Kansas City also recast a plane of nothingness into a place to engage with the city. On the rooftop of an everyday downtown parking garage, a lone boxcar rests in a sea of prairie grass. The Prairie Logic project is like occupying an Andrew Wyeth painting or a Willa Cather novel amid a jungle of glass high-rises. The prairie is something between a garden and a plaza. The boxcar is intended to be a sculpture memorializing the city’s history as a railroad hub. Its sliding door can be opened and become a performance stage. Prairie Logic exhibits the potential for beauty in ubiquitously banal spaces.

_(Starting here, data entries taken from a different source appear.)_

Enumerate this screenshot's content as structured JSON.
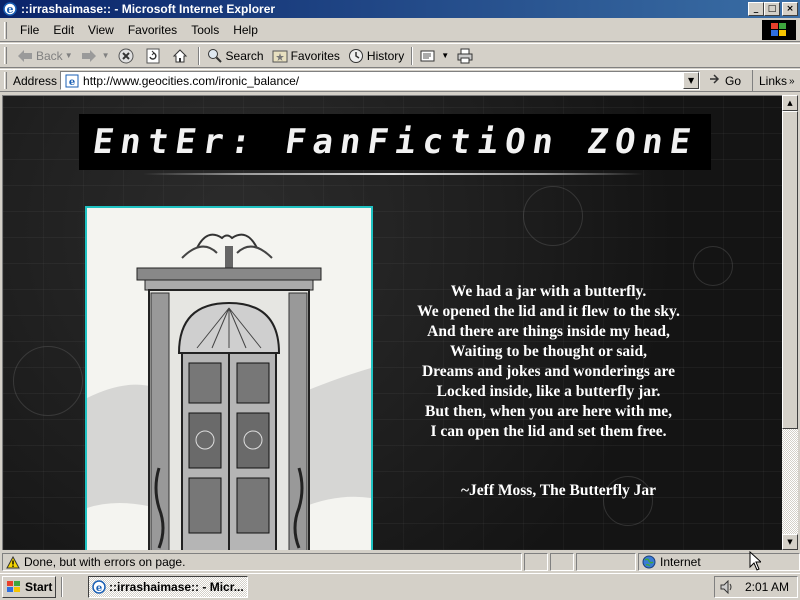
{
  "window": {
    "title": "::irrashaimase:: - Microsoft Internet Explorer",
    "minimize_glyph": "_",
    "maximize_glyph": "□",
    "close_glyph": "×"
  },
  "menubar": {
    "file": "File",
    "edit": "Edit",
    "view": "View",
    "favorites": "Favorites",
    "tools": "Tools",
    "help": "Help"
  },
  "toolbar": {
    "back": "Back",
    "search": "Search",
    "favorites": "Favorites",
    "history": "History"
  },
  "addressbar": {
    "label": "Address",
    "url": "http://www.geocities.com/ironic_balance/",
    "go": "Go",
    "links": "Links"
  },
  "page": {
    "banner": "EntEr: FanFictiOn ZOnE",
    "poem_lines": [
      "We had a jar with a butterfly.",
      "We opened the lid and it flew to the sky.",
      "And there are things inside my head,",
      "Waiting to be thought or said,",
      "Dreams and jokes and wonderings are",
      "Locked inside, like a butterfly jar.",
      "But then, when you are here with me,",
      "I can open the lid and set them free."
    ],
    "attribution": "~Jeff Moss, The Butterfly Jar"
  },
  "statusbar": {
    "message": "Done, but with errors on page.",
    "zone": "Internet"
  },
  "taskbar": {
    "start": "Start",
    "task": "::irrashaimase:: - Micr...",
    "clock": "2:01 AM"
  },
  "colors": {
    "titlebar": "#0a246a",
    "frame_border": "#1fc2c2",
    "page_background": "#1a1a1a",
    "poem_text": "#ffffff"
  },
  "icons": {
    "app": "ie-logo-icon",
    "back": "back-arrow-icon",
    "forward": "forward-arrow-icon",
    "stop": "stop-icon",
    "refresh": "refresh-icon",
    "home": "home-icon",
    "search": "search-icon",
    "favorites": "favorites-icon",
    "history": "history-icon",
    "mail": "mail-icon",
    "print": "print-icon",
    "warning": "warning-icon",
    "zone": "globe-icon",
    "volume": "speaker-icon"
  }
}
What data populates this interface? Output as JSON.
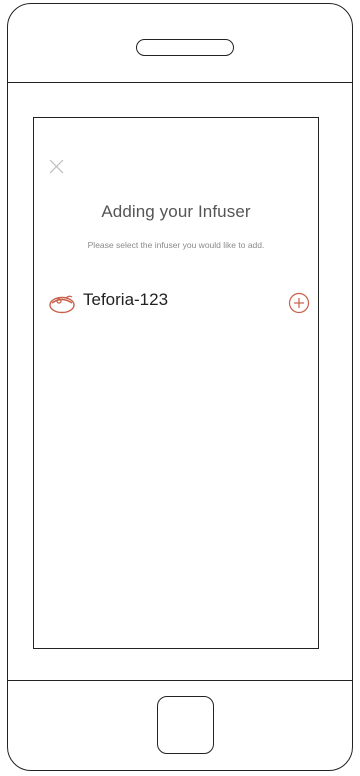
{
  "app": {
    "title": "Adding your Infuser",
    "subtitle": "Please select the infuser you would like to add."
  },
  "devices": [
    {
      "name": "Teforia-123",
      "icon": "teapot-icon",
      "action_icon": "plus-circle-icon"
    }
  ],
  "colors": {
    "accent": "#c8604a",
    "frame": "#222222",
    "title": "#555555",
    "subtitle": "#8a8a8a"
  },
  "icons": {
    "close": "close-icon",
    "device": "teapot-icon",
    "add": "plus-circle-icon"
  }
}
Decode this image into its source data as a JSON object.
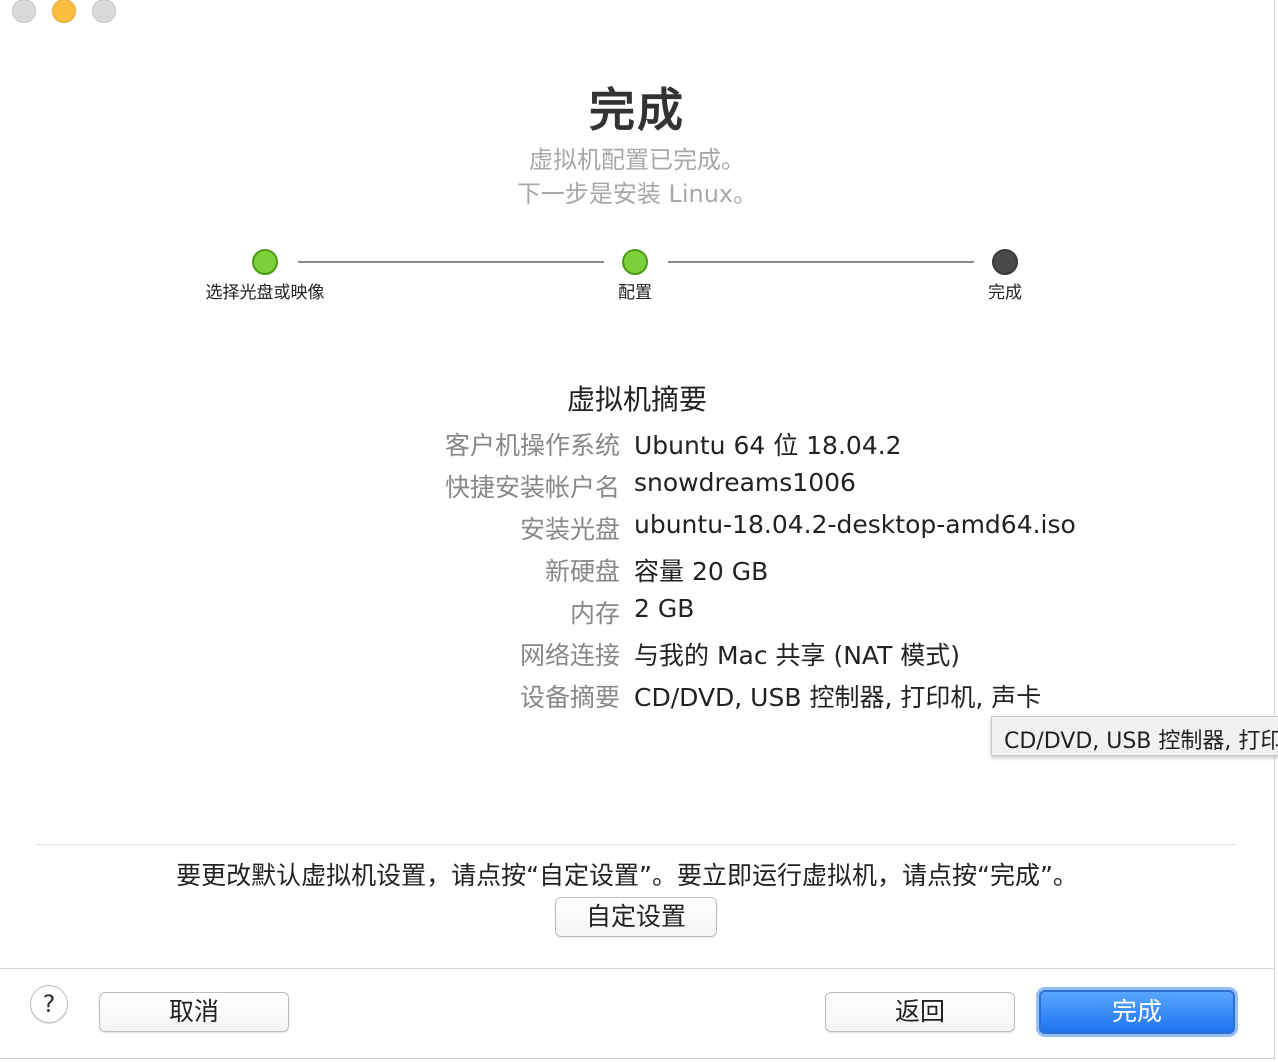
{
  "window": {
    "title": "完成",
    "subtitle_line1": "虚拟机配置已完成。",
    "subtitle_line2": "下一步是安装 Linux。"
  },
  "steps": [
    {
      "label": "选择光盘或映像",
      "status": "done"
    },
    {
      "label": "配置",
      "status": "done"
    },
    {
      "label": "完成",
      "status": "current"
    }
  ],
  "summary": {
    "title": "虚拟机摘要",
    "rows": [
      {
        "label": "客户机操作系统",
        "value": "Ubuntu 64 位 18.04.2"
      },
      {
        "label": "快捷安装帐户名",
        "value": "snowdreams1006"
      },
      {
        "label": "安装光盘",
        "value": "ubuntu-18.04.2-desktop-amd64.iso"
      },
      {
        "label": "新硬盘",
        "value": "容量 20 GB"
      },
      {
        "label": "内存",
        "value": "2 GB"
      },
      {
        "label": "网络连接",
        "value": "与我的 Mac 共享 (NAT 模式)"
      },
      {
        "label": "设备摘要",
        "value": "CD/DVD, USB 控制器, 打印机, 声卡"
      }
    ]
  },
  "tooltip": {
    "text": "CD/DVD, USB 控制器, 打印"
  },
  "hint": "要更改默认虚拟机设置，请点按“自定设置”。要立即运行虚拟机，请点按“完成”。",
  "buttons": {
    "customize": "自定设置",
    "help": "?",
    "cancel": "取消",
    "back": "返回",
    "done": "完成"
  },
  "colors": {
    "step_done": "#7ed03b",
    "step_current": "#4a4a4a",
    "primary_button": "#1f74f0",
    "traffic_minimize": "#fdbd41"
  }
}
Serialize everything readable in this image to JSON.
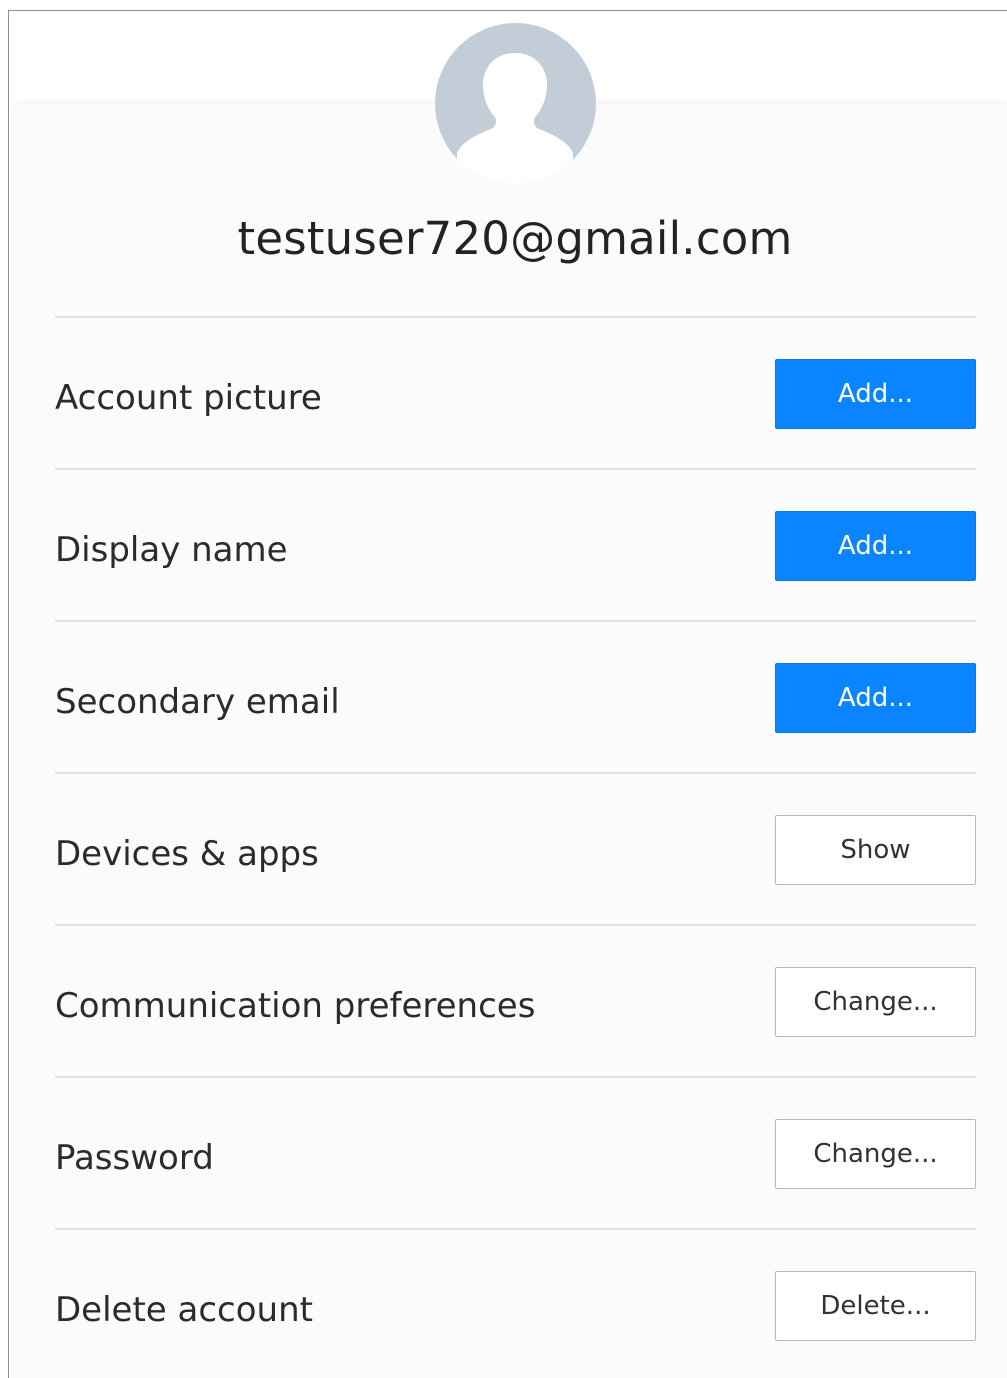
{
  "account": {
    "email": "testuser720@gmail.com"
  },
  "colors": {
    "primary_button": "#0a84ff",
    "avatar_bg": "#c3cdd7"
  },
  "rows": [
    {
      "label": "Account picture",
      "button": "Add...",
      "style": "primary"
    },
    {
      "label": "Display name",
      "button": "Add...",
      "style": "primary"
    },
    {
      "label": "Secondary email",
      "button": "Add...",
      "style": "primary"
    },
    {
      "label": "Devices & apps",
      "button": "Show",
      "style": "secondary"
    },
    {
      "label": "Communication preferences",
      "button": "Change...",
      "style": "secondary"
    },
    {
      "label": "Password",
      "button": "Change...",
      "style": "secondary"
    },
    {
      "label": "Delete account",
      "button": "Delete...",
      "style": "secondary"
    }
  ]
}
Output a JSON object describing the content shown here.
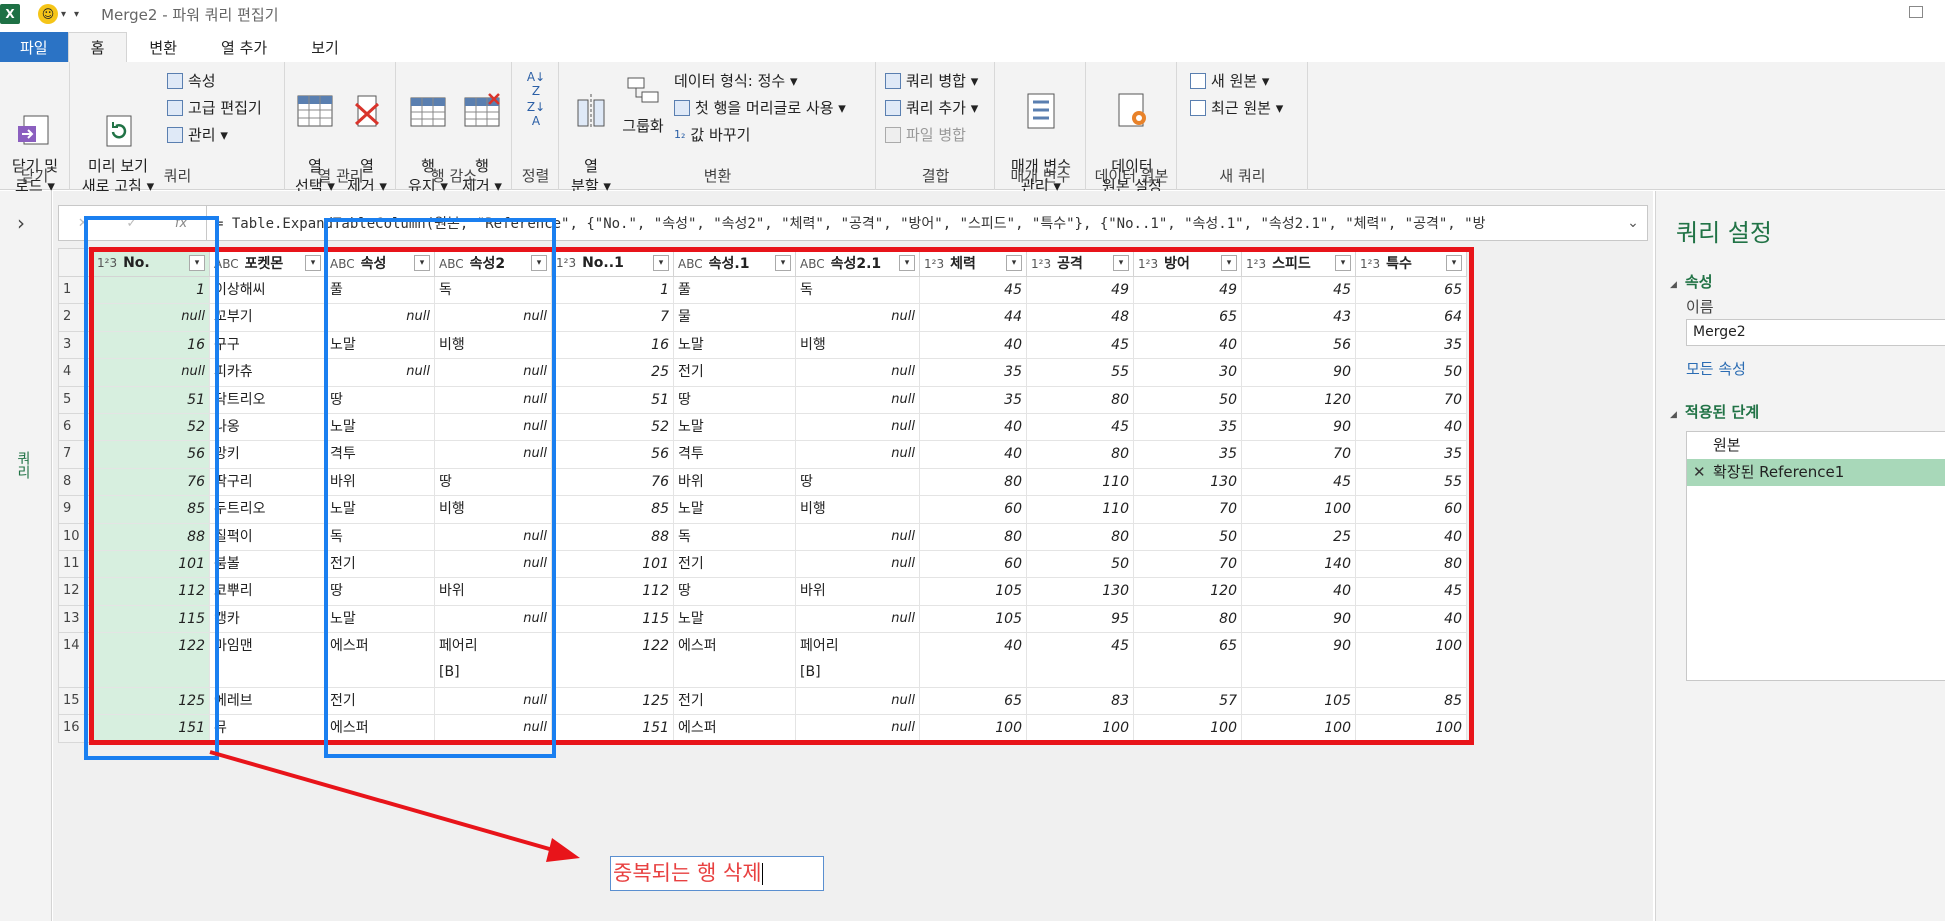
{
  "window": {
    "title": "Merge2 - 파워 쿼리 편집기",
    "excel_logo": "X"
  },
  "menu": {
    "tabs": [
      "파일",
      "홈",
      "변환",
      "열 추가",
      "보기"
    ],
    "active_tab": "홈"
  },
  "ribbon": {
    "close": {
      "button": "닫기 및\n로드 ▾",
      "group": "닫기"
    },
    "query": {
      "refresh": "미리 보기\n새로 고침 ▾",
      "properties": "속성",
      "advanced_editor": "고급 편집기",
      "manage": "관리 ▾",
      "group": "쿼리"
    },
    "columns": {
      "choose": "열\n선택 ▾",
      "remove": "열\n제거 ▾",
      "group": "열 관리"
    },
    "rows": {
      "keep": "행\n유지 ▾",
      "remove": "행\n제거 ▾",
      "group": "행 감소"
    },
    "sort": {
      "group": "정렬"
    },
    "transform": {
      "split": "열\n분할 ▾",
      "group_by": "그룹화",
      "data_type": "데이터 형식: 정수 ▾",
      "first_row_header": "첫 행을 머리글로 사용 ▾",
      "replace_values": "값 바꾸기",
      "group": "변환"
    },
    "combine": {
      "merge_queries": "쿼리 병합 ▾",
      "append_queries": "쿼리 추가 ▾",
      "combine_files": "파일 병합",
      "group": "결합"
    },
    "params": {
      "manage": "매개 변수\n관리 ▾",
      "group": "매개 변수"
    },
    "datasource": {
      "settings": "데이터\n원본 설정",
      "group": "데이터 원본"
    },
    "newquery": {
      "new_source": "새 원본 ▾",
      "recent_sources": "최근 원본 ▾",
      "group": "새 쿼리"
    }
  },
  "left_panel": {
    "label": "쿼리"
  },
  "formula_bar": {
    "text": "= Table.ExpandTableColumn(원본, \"Reference\", {\"No.\", \"속성\", \"속성2\", \"체력\", \"공격\", \"방어\", \"스피드\", \"특수\"}, {\"No..1\", \"속성.1\", \"속성2.1\", \"체력\", \"공격\", \"방"
  },
  "grid": {
    "columns": [
      {
        "type": "1²3",
        "name": "No."
      },
      {
        "type": "ABC",
        "name": "포켓몬"
      },
      {
        "type": "ABC",
        "name": "속성"
      },
      {
        "type": "ABC",
        "name": "속성2"
      },
      {
        "type": "1²3",
        "name": "No..1"
      },
      {
        "type": "ABC",
        "name": "속성.1"
      },
      {
        "type": "ABC",
        "name": "속성2.1"
      },
      {
        "type": "1²3",
        "name": "체력"
      },
      {
        "type": "1²3",
        "name": "공격"
      },
      {
        "type": "1²3",
        "name": "방어"
      },
      {
        "type": "1²3",
        "name": "스피드"
      },
      {
        "type": "1²3",
        "name": "특수"
      }
    ],
    "rows": [
      [
        "1",
        "1",
        "이상해씨",
        "풀",
        "독",
        "1",
        "풀",
        "독",
        "45",
        "49",
        "49",
        "45",
        "65"
      ],
      [
        "2",
        "null",
        "꼬부기",
        "null",
        "null",
        "7",
        "물",
        "null",
        "44",
        "48",
        "65",
        "43",
        "64"
      ],
      [
        "3",
        "16",
        "구구",
        "노말",
        "비행",
        "16",
        "노말",
        "비행",
        "40",
        "45",
        "40",
        "56",
        "35"
      ],
      [
        "4",
        "null",
        "피카츄",
        "null",
        "null",
        "25",
        "전기",
        "null",
        "35",
        "55",
        "30",
        "90",
        "50"
      ],
      [
        "5",
        "51",
        "닥트리오",
        "땅",
        "null",
        "51",
        "땅",
        "null",
        "35",
        "80",
        "50",
        "120",
        "70"
      ],
      [
        "6",
        "52",
        "나옹",
        "노말",
        "null",
        "52",
        "노말",
        "null",
        "40",
        "45",
        "35",
        "90",
        "40"
      ],
      [
        "7",
        "56",
        "망키",
        "격투",
        "null",
        "56",
        "격투",
        "null",
        "40",
        "80",
        "35",
        "70",
        "35"
      ],
      [
        "8",
        "76",
        "딱구리",
        "바위",
        "땅",
        "76",
        "바위",
        "땅",
        "80",
        "110",
        "130",
        "45",
        "55"
      ],
      [
        "9",
        "85",
        "두트리오",
        "노말",
        "비행",
        "85",
        "노말",
        "비행",
        "60",
        "110",
        "70",
        "100",
        "60"
      ],
      [
        "10",
        "88",
        "질퍽이",
        "독",
        "null",
        "88",
        "독",
        "null",
        "80",
        "80",
        "50",
        "25",
        "40"
      ],
      [
        "11",
        "101",
        "붐볼",
        "전기",
        "null",
        "101",
        "전기",
        "null",
        "60",
        "50",
        "70",
        "140",
        "80"
      ],
      [
        "12",
        "112",
        "코뿌리",
        "땅",
        "바위",
        "112",
        "땅",
        "바위",
        "105",
        "130",
        "120",
        "40",
        "45"
      ],
      [
        "13",
        "115",
        "캥카",
        "노말",
        "null",
        "115",
        "노말",
        "null",
        "105",
        "95",
        "80",
        "90",
        "40"
      ],
      [
        "14",
        "122",
        "마임맨",
        "에스퍼",
        "페어리\n[B]",
        "122",
        "에스퍼",
        "페어리\n[B]",
        "40",
        "45",
        "65",
        "90",
        "100"
      ],
      [
        "15",
        "125",
        "에레브",
        "전기",
        "null",
        "125",
        "전기",
        "null",
        "65",
        "83",
        "57",
        "105",
        "85"
      ],
      [
        "16",
        "151",
        "뮤",
        "에스퍼",
        "null",
        "151",
        "에스퍼",
        "null",
        "100",
        "100",
        "100",
        "100",
        "100"
      ]
    ]
  },
  "annotation": {
    "text": "중복되는 행 삭제"
  },
  "query_settings": {
    "title": "쿼리 설정",
    "properties_section": "속성",
    "name_label": "이름",
    "name_value": "Merge2",
    "all_properties": "모든 속성",
    "steps_section": "적용된 단계",
    "steps": [
      "원본",
      "확장된 Reference1"
    ],
    "selected_step": "확장된 Reference1"
  },
  "colors": {
    "excel_green": "#217346",
    "file_tab": "#2b73c5",
    "annotation_red": "#e8141a",
    "annotation_blue": "#1a7ff0",
    "selected_column": "#d7efdf"
  }
}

In 2007, the City of McAllen, Texas, found itself burdened with the prototype of ubiquitous banality, an abandoned Walmart. With limited resources, the City couldn’t level the Walmart, so it decided to relocate its undersized library into the store. Using the endless square footage, the essentials of a traditional library were generously arranged. Still, the Walmart offered plenty of surplus. Architects designated areas for children to play, teenagers to congregate, and immigrants in this border city to attend English as a second language, or ESL, and citizenship classes. Materials and color help differentiate spaces, orient patrons, and soften the utilitarian qualities. The library operates as much as a community center as a place to borrow books. From the skeleton of a big box, it pioneers the possibilities of the 21st-century library.

Belle Isle bridge.
Photo by Mason Sanders

No place’s rock bottom is as dystopian as Belle Isle in Richmond, Virginia. Once a Civil War prison camp, Union soldiers suffered the horrors of war in the heart of the Confederate capital. Following the war, the island was quarantined from the city by a hydroelectric power plant that used the island’s positioning in the belly of the James River. Today, an undulating pedestrian bridge suspended from the underside of a massive interstate bridge invites citizens from throughout the city to enjoy Belle Isle’s offerings. They come to wade in its waters, sun on its rocks, walk and bike its trails, and explore its decrepit structures. Belle Isle is shrouded by the city. It’s a meeting space of Richmond’s citizens, its natural beauty, and its city infrastructure. It offers itself to all and encourages all to use it as they please. The pain of its past heals with its inclusiveness and the hands of time.

Across America, there are buildings that have the capacity to live beyond the stories of their past. But like all precious things, they need love and to be shown that they matter.